From d631c52742bc32d008a8101e6fc002f5085e1274 Mon Sep 17 00:00:00 2001
From: "Tao B. Schardl" <neboat@mit.edu>
Date: Sun, 17 Sep 2023 09:20:04 -0400
Subject: [PATCH] Update README.md

Fix typos and add some extra notes.
---
 README.md | 222 ++++++++++++++++++++++++++++++++++++------------------
 1 file changed, 150 insertions(+), 72 deletions(-)

diff --git a/README.md b/README.md
index 4cd2c9f97746..144a012f3784 100644
--- a/README.md
+++ b/README.md
@@ -4,7 +4,7 @@ Welcome to the OpenCilk project!
 
 [***OpenCilk***][SchardlLe23] is a state-of-the-art open-source
 implementation of the Cilk task-parallel programming platform. 

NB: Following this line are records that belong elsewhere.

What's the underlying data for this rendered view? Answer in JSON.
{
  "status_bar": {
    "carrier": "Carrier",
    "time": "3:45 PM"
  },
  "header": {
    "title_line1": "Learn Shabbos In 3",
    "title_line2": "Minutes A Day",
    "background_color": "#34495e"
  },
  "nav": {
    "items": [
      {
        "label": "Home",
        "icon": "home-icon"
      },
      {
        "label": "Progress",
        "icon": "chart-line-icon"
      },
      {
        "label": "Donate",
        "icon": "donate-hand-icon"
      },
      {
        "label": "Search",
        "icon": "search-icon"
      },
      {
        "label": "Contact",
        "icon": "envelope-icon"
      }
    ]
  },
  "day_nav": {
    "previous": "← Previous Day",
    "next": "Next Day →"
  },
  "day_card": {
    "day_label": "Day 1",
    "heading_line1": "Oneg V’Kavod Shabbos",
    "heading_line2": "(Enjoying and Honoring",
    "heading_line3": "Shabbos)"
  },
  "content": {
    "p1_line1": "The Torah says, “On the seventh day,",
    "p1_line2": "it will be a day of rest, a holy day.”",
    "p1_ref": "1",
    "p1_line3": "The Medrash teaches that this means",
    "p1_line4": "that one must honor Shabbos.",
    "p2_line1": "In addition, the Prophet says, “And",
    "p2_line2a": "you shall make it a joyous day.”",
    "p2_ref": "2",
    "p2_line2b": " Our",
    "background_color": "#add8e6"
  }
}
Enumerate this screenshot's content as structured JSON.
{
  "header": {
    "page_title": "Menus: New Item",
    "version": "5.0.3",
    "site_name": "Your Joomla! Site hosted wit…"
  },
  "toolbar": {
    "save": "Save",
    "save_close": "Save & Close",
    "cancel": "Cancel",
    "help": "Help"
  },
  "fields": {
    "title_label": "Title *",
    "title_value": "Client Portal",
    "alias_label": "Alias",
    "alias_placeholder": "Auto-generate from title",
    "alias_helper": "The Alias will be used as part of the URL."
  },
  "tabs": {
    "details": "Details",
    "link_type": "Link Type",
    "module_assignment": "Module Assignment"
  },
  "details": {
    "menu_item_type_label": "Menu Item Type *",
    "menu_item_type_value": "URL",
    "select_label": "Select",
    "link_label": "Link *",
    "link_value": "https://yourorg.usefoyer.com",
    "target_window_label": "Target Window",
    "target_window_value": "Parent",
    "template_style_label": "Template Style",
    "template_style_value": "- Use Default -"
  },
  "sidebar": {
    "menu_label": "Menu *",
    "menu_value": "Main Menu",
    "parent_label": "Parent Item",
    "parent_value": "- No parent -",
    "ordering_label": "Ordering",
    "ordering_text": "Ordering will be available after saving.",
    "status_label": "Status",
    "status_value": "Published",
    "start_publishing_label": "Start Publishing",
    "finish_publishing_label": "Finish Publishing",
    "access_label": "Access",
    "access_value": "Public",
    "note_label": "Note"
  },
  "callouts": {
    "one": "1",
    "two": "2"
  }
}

-OpenCilk supports writing fast task-parallel programs using the Cilk
+OpenCilk supports writing fast parallel programs using the Cilk
 task-parallel language extensions to C/C++.  In addition, OpenCilk
 provides a platform to develop compilers, runtime systems, and
 program-analysis tools for task-parallel code.
@@ -13,15 +13,19 @@ This repository contains the source code for the OpenCilk compiler,
 which is based on the [LLVM compiler infrastructure](https://llvm.org/)
 and implements the latest official version of
 [***Tapir***][SchardlMoLe17], a compiler intermediate representation
-(IR) for task parallelism.  OpenCilk also contains a
+(IR) for task parallelism.  By using Tapir, the OpenCilk compiler is
+able to optimize task-parallel programs more effectively than
+mainstream compilers.  OpenCilk also contains an efficient
 [parallel runtime library](https://github.com/OpenCilk/cheetah),
 that automatically schedules and load-balances the Cilk computation,
 and a [suite of tools](https://github.com/OpenCilk/productivity-tools),
-including a race detector and a scalability analyzer.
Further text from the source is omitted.